A photovoltaic cell is a diode in which hole-electron pairs are additionally produced under the influence of electromagnetic radiation. The cell structure - as shown in Fig. 5 - is used for all inorganic materials that photovoltaic cells are made of.

The case is different for organic compounds. For organic semiconductors, single molecules are considered. Each molecule is characterized by energy levels. In the ground state, all levels are occupied up to the Highest Occupied Molecular Orbital called HOMO ( Fig. 6a). Above these there are unoccupied levels. The Lowest Unoccupied Molecular Orbital is called LUMO. The difference between the positions of the HOMO and LUMO levels is treated in organic materials as an energy gap \( E_{g} \).
These levels in organic semiconductors are treated as equivalents of the valence and conduction bands in inorganic semiconductors. The energy structure of the molecules is shown in ( Fig. 6a). These apply only to the one molecule.
An incident radiation quantum, when absorbed, will transfer an electron from the HOMO level to the LUMO level in the molecule. The hole-electron pair thus formed (called an exciton) can move through the material. In organic compounds, the binding energy of the exciton is at the level of 0.4 eV. To break the resulting exciton in organic materials, energies much higher than in inorganic semiconductors are required.

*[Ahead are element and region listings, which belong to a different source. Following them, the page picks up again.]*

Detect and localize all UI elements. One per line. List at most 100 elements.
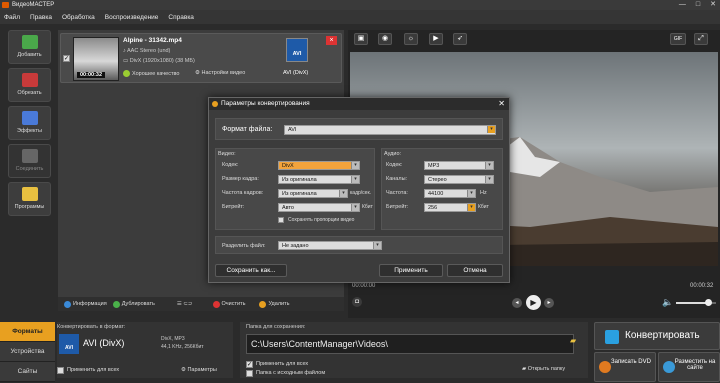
channels-select[interactable]: Стерео ▾ bbox=[424, 175, 494, 184]
params-button[interactable]: ⚙ Параметры bbox=[181, 367, 217, 373]
frequency-unit: Hz bbox=[480, 190, 487, 196]
menu-playback[interactable]: Воспроизведение bbox=[105, 14, 159, 21]
crop-tool-icon[interactable]: ▣ bbox=[354, 33, 368, 45]
file-item[interactable]: ✓ 00:00:32 Alpine - 31342.mp4 ♪ AAC Ster… bbox=[60, 33, 342, 83]
apply-all-2-checkbox[interactable]: ✓ bbox=[246, 361, 253, 368]
format-section: Формат файла: AVI ▾ bbox=[215, 118, 503, 140]
chevron-down-icon: ▾ bbox=[467, 204, 475, 211]
minimize-button[interactable]: — bbox=[679, 0, 686, 10]
cut-icon bbox=[21, 73, 38, 87]
audio-bitrate-select[interactable]: 256 ▾ bbox=[424, 203, 476, 212]
add-button[interactable]: Добавить bbox=[8, 30, 51, 64]
view-toggle[interactable]: ☰ ⊂⊃ bbox=[177, 301, 193, 307]
convert-button[interactable]: Конвертировать bbox=[594, 322, 720, 350]
snapshot-icon[interactable]: ◘ bbox=[352, 297, 362, 307]
duplicate-button[interactable]: Дублировать bbox=[112, 300, 155, 308]
split-select[interactable]: Не задано ▾ bbox=[278, 241, 382, 250]
save-folder-label: Папка для сохранения: bbox=[246, 324, 306, 330]
chevron-down-icon: ▾ bbox=[339, 190, 347, 197]
cancel-button[interactable]: Отмена bbox=[447, 264, 503, 277]
format-badge-icon[interactable]: AVI bbox=[286, 38, 308, 62]
speed-tool-icon[interactable]: ➶ bbox=[453, 33, 467, 45]
save-path-field[interactable]: C:\Users\ContentManager\Videos\ bbox=[246, 334, 574, 354]
add-file-icon bbox=[21, 35, 38, 49]
programs-button[interactable]: Программы bbox=[8, 182, 51, 216]
clear-button[interactable]: Очистить bbox=[212, 300, 245, 308]
cut-button[interactable]: Обрезать bbox=[8, 68, 51, 102]
quality-indicator[interactable]: Хорошее качество bbox=[123, 70, 179, 77]
tab-sites[interactable]: Сайты bbox=[0, 362, 55, 382]
apply-button[interactable]: Применить bbox=[379, 264, 443, 277]
file-duration: 00:00:32 bbox=[77, 72, 106, 78]
clear-icon bbox=[212, 300, 220, 308]
format-label: AVI (DivX) bbox=[283, 70, 309, 76]
info-button[interactable]: Информация bbox=[64, 300, 107, 308]
keep-aspect-checkbox[interactable] bbox=[278, 217, 284, 223]
effects-button[interactable]: Эффекты bbox=[8, 106, 51, 140]
next-frame-icon[interactable]: ▸ bbox=[544, 298, 554, 308]
remove-file-button[interactable]: × bbox=[326, 36, 337, 45]
prev-frame-icon[interactable]: ◂ bbox=[512, 298, 522, 308]
save-as-button[interactable]: Сохранить как... bbox=[215, 264, 287, 277]
fps-select[interactable]: Из оригинала ▾ bbox=[278, 189, 348, 198]
audio-bitrate-label: Битрейт: bbox=[386, 204, 409, 210]
close-button[interactable]: ✕ bbox=[710, 0, 716, 10]
menu-process[interactable]: Обработка bbox=[62, 14, 95, 21]
format-label: Формат файла: bbox=[222, 126, 273, 133]
audio-section: Аудио: Кодек: MP3 ▾ Каналы: Стерео ▾ Часто… bbox=[381, 148, 503, 230]
play-icon[interactable]: ▶ bbox=[526, 295, 541, 310]
fps-label: Частота кадров: bbox=[222, 190, 264, 196]
menu-edit[interactable]: Правка bbox=[30, 14, 52, 21]
volume-icon[interactable]: 🔈 bbox=[662, 297, 673, 308]
file-audio-info: ♪ AAC Stereo (und) bbox=[123, 48, 171, 54]
channels-label: Каналы: bbox=[386, 176, 408, 182]
volume-slider[interactable] bbox=[676, 299, 716, 306]
maximize-button[interactable]: □ bbox=[696, 0, 700, 10]
file-toolbar: Информация Дублировать ☰ ⊂⊃ Очистить Уда… bbox=[58, 297, 344, 311]
folder-icon[interactable]: ▰ bbox=[570, 336, 582, 352]
audio-bitrate-unit: Кбит bbox=[478, 204, 489, 210]
dvd-icon bbox=[599, 361, 611, 373]
stabilize-tool-icon[interactable]: ▶ bbox=[429, 33, 443, 45]
burn-dvd-button[interactable]: Записать DVD bbox=[594, 352, 656, 382]
dialog-close-icon[interactable]: ✕ bbox=[498, 98, 505, 110]
format-select[interactable]: AVI ▾ bbox=[284, 125, 496, 135]
join-icon bbox=[21, 149, 38, 163]
source-folder-checkbox[interactable] bbox=[246, 370, 253, 377]
tab-formats[interactable]: Форматы bbox=[0, 322, 55, 342]
video-codec-select[interactable]: DivX ▾ bbox=[278, 161, 360, 170]
fullscreen-tool-icon[interactable]: ⤢ bbox=[694, 33, 708, 45]
audio-codec-select[interactable]: MP3 ▾ bbox=[424, 161, 494, 170]
video-thumbnail[interactable]: 00:00:32 bbox=[73, 37, 119, 81]
file-video-info: ▭ DivX (1920x1080) (38 МБ) bbox=[123, 58, 195, 64]
publish-web-button[interactable]: Разместить на сайте bbox=[658, 352, 720, 382]
video-settings-link[interactable]: ⚙ Настройки видео bbox=[195, 70, 245, 76]
quality-dot-icon bbox=[123, 70, 130, 77]
frame-size-label: Размер кадра: bbox=[222, 176, 259, 182]
join-button[interactable]: Соединить bbox=[8, 144, 51, 178]
brightness-tool-icon[interactable]: ☼ bbox=[404, 33, 418, 45]
file-checkbox[interactable]: ✓ bbox=[63, 55, 70, 62]
snapshot-tool-icon[interactable]: ◉ bbox=[378, 33, 392, 45]
bitrate-select[interactable]: Авто ▾ bbox=[278, 203, 360, 212]
menu-help[interactable]: Справка bbox=[168, 14, 194, 21]
tab-devices[interactable]: Устройства bbox=[0, 342, 55, 362]
bitrate-unit: Кбит bbox=[362, 204, 373, 210]
format-name[interactable]: AVI (DivX) bbox=[83, 338, 124, 348]
open-folder-button[interactable]: ▰ Открыть папку bbox=[522, 366, 565, 372]
gif-tool-icon[interactable]: GIF bbox=[670, 33, 686, 45]
conversion-settings-dialog: Параметры конвертирования ✕ Формат файла… bbox=[208, 97, 510, 283]
title-bar: ВидеоМАСТЕР — □ ✕ bbox=[0, 0, 720, 10]
frame-size-select[interactable]: Из оригинала ▾ bbox=[278, 175, 360, 184]
chevron-down-icon: ▾ bbox=[351, 204, 359, 211]
avi-format-icon[interactable]: AVI bbox=[59, 334, 79, 354]
frequency-select[interactable]: 44100 ▾ bbox=[424, 189, 476, 198]
menu-file[interactable]: Файл bbox=[4, 14, 20, 21]
left-toolbar: Добавить Обрезать Эффекты Соединить Прог… bbox=[0, 26, 56, 316]
effects-icon bbox=[21, 111, 38, 125]
delete-button[interactable]: Удалить bbox=[259, 300, 289, 308]
chevron-down-icon: ▾ bbox=[351, 176, 359, 183]
chevron-down-icon: ▾ bbox=[485, 176, 493, 183]
format-box: Конвертировать в формат: AVI AVI (DivX) … bbox=[57, 322, 233, 378]
apply-all-checkbox[interactable] bbox=[57, 367, 64, 374]
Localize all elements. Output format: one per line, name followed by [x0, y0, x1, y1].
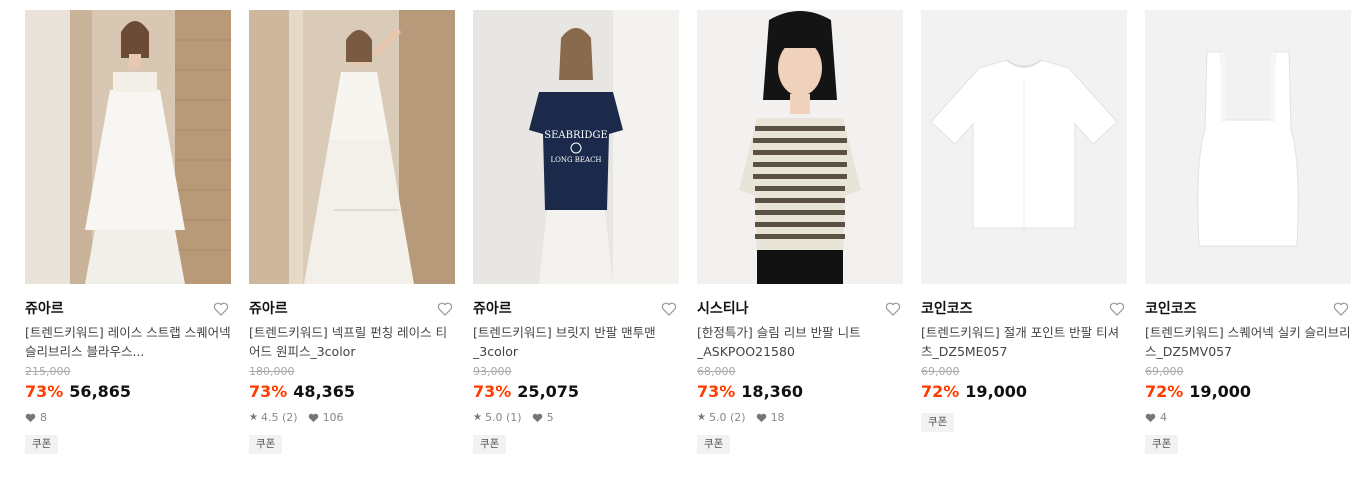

The arrangement of two molecules with different HOMO-LUMO levels results in a potential difference ( Fig. 6b). The exciton, upon encountering such an arrangement, can be separated into charges. The resulting positive and negative charges in this system are in the same region, which unfortunately allows them to recombine. To force a proper flow of charges, electrodes with different exit works ( \( W_{w} \)) are used. The work of exit is the least amount of energy required for an electron to leave a material and become a free electron. A metal electrode with a smaller exit work accumulates electrons, while an electrode with a larger one accumulates holes.

Thus, for photovoltaic cells made of organic semiconductors, contact electrodes play an important role.